B. Costs and expenses
- The
applicant also claimed EUR 2,000 for legal fees charged by his
lawyer, Mrs Gosteva, and 203 Bulgarian levs (BGN), the equivalent of
EUR 104, for translation, postage and other costs and expenses
incurred before the Court. He presented a time-sheet for the work
performed by his lawyer and receipts for the other expenses for
BGN 185.20 (EUR 95). The Government considered these claims to
be excessive.
- According
to the Court’s case-law, an applicant is entitled to the
reimbursement of costs and expenses only in so far as it has been
shown that these have been actually and necessarily incurred and were
reasonable as to quantum. In the present case, regard being had to
the documents in its possession, the above criteria and the fact that
the case is rather simple, the Court considers it reasonable to award
the sum of EUR 600, covering costs under all heads.
C. Default interest
- The
Court considers it appropriate that the default interest should be
based on the marginal lending rate of the European Central Bank, to
which should be added three percentage points.

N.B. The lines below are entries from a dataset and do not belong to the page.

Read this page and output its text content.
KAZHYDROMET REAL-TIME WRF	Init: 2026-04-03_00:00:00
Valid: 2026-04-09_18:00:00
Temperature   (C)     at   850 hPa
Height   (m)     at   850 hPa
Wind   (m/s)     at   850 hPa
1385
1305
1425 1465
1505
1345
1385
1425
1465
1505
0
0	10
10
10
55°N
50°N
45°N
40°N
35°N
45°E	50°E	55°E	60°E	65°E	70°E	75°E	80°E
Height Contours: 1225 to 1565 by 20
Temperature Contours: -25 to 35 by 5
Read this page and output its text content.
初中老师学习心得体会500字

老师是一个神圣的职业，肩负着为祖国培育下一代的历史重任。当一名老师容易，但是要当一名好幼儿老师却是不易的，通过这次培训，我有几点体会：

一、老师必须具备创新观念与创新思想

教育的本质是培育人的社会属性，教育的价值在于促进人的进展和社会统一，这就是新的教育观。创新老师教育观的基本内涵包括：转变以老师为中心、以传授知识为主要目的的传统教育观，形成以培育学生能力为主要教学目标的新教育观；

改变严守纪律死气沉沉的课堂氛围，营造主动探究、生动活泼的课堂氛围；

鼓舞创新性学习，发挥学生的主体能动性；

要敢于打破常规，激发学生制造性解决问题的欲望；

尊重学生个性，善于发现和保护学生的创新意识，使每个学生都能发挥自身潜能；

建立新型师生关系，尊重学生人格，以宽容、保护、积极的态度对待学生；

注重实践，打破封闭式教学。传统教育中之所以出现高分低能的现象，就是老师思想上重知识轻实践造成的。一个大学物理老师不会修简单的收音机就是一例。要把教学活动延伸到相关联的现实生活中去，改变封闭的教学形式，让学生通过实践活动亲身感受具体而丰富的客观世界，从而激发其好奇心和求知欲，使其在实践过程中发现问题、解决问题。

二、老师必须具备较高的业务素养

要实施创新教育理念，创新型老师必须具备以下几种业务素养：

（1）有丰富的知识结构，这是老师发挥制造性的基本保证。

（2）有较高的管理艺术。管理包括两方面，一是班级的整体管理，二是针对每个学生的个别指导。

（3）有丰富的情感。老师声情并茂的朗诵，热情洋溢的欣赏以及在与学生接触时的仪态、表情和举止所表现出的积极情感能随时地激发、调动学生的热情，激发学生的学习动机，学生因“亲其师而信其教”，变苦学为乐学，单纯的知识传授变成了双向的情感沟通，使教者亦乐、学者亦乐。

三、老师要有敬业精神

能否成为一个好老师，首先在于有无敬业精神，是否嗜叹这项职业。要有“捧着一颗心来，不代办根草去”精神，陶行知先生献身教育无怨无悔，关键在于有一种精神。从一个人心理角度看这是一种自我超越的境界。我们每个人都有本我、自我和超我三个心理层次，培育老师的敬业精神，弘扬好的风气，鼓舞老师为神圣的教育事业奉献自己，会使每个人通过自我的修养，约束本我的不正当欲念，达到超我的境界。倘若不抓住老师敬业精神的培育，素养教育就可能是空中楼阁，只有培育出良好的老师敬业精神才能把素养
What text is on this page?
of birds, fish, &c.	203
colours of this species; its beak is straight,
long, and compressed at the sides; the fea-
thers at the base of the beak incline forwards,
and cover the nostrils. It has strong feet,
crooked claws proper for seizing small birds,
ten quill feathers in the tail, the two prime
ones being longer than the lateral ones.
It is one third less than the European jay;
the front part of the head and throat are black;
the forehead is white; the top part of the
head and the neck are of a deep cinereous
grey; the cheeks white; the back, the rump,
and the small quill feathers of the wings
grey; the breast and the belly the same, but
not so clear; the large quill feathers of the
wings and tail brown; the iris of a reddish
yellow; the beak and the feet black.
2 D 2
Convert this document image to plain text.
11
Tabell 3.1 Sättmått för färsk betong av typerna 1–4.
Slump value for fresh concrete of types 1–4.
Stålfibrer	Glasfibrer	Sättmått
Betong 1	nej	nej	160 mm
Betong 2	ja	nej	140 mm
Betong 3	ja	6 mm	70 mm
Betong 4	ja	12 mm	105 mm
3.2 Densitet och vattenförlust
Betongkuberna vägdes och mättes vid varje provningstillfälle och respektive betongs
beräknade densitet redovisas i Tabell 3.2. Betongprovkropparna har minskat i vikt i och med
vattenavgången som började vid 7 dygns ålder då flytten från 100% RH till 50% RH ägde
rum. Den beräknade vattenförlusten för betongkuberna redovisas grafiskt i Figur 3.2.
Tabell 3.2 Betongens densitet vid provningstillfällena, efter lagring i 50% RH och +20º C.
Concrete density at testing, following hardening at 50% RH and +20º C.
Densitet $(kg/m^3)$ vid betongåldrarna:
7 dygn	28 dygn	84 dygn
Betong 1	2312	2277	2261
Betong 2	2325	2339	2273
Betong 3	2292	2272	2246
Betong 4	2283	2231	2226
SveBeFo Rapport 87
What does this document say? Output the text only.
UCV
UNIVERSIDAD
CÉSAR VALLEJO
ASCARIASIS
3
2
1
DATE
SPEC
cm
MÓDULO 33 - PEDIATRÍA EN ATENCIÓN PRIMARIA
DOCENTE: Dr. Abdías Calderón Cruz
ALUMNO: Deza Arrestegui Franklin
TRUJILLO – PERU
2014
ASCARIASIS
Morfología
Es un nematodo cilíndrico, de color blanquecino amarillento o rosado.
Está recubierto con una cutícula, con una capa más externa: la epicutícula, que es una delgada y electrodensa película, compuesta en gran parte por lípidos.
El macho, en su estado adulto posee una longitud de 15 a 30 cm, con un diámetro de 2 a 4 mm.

FOR THESE REASONS, THE COURT UNANIMOUSLY
- Declares the application admissible;
- Holds that there has been a violation of Article
6 § 1 of the Convention;
- Holds that there has been a violation of Article
13 in conjunction with Article 6 § 1 of the Convention;
- Holds
(a) that
the respondent State is to pay the applicant, within three months
from the date on which the judgment becomes final in accordance with
Article 44 § 2 of the Convention, the following amounts, to be
converted into Bulgarian levs at the rate applicable at the date of
settlement:
(i) EUR
6,400 (six thousand four hundred euros), plus any tax that may be
chargeable, in respect of non-pecuniary damage;
(ii) EUR
600 (six hundred euros), plus any tax that may be chargeable to the
applicant, in respect of costs and expenses;
(b) that
from the expiry of the above-mentioned three months until settlement
simple interest shall be payable on the above amounts at a rate equal
to the marginal lending rate of the European Central Bank during the
default period plus three percentage points;
- Dismisses the remainder of the applicant’s
claims for just satisfaction.
Done in English, and notified in writing on 4 February 2010, pursuant
to Rule 77 §§ 2 and 3 of the Rules of Court.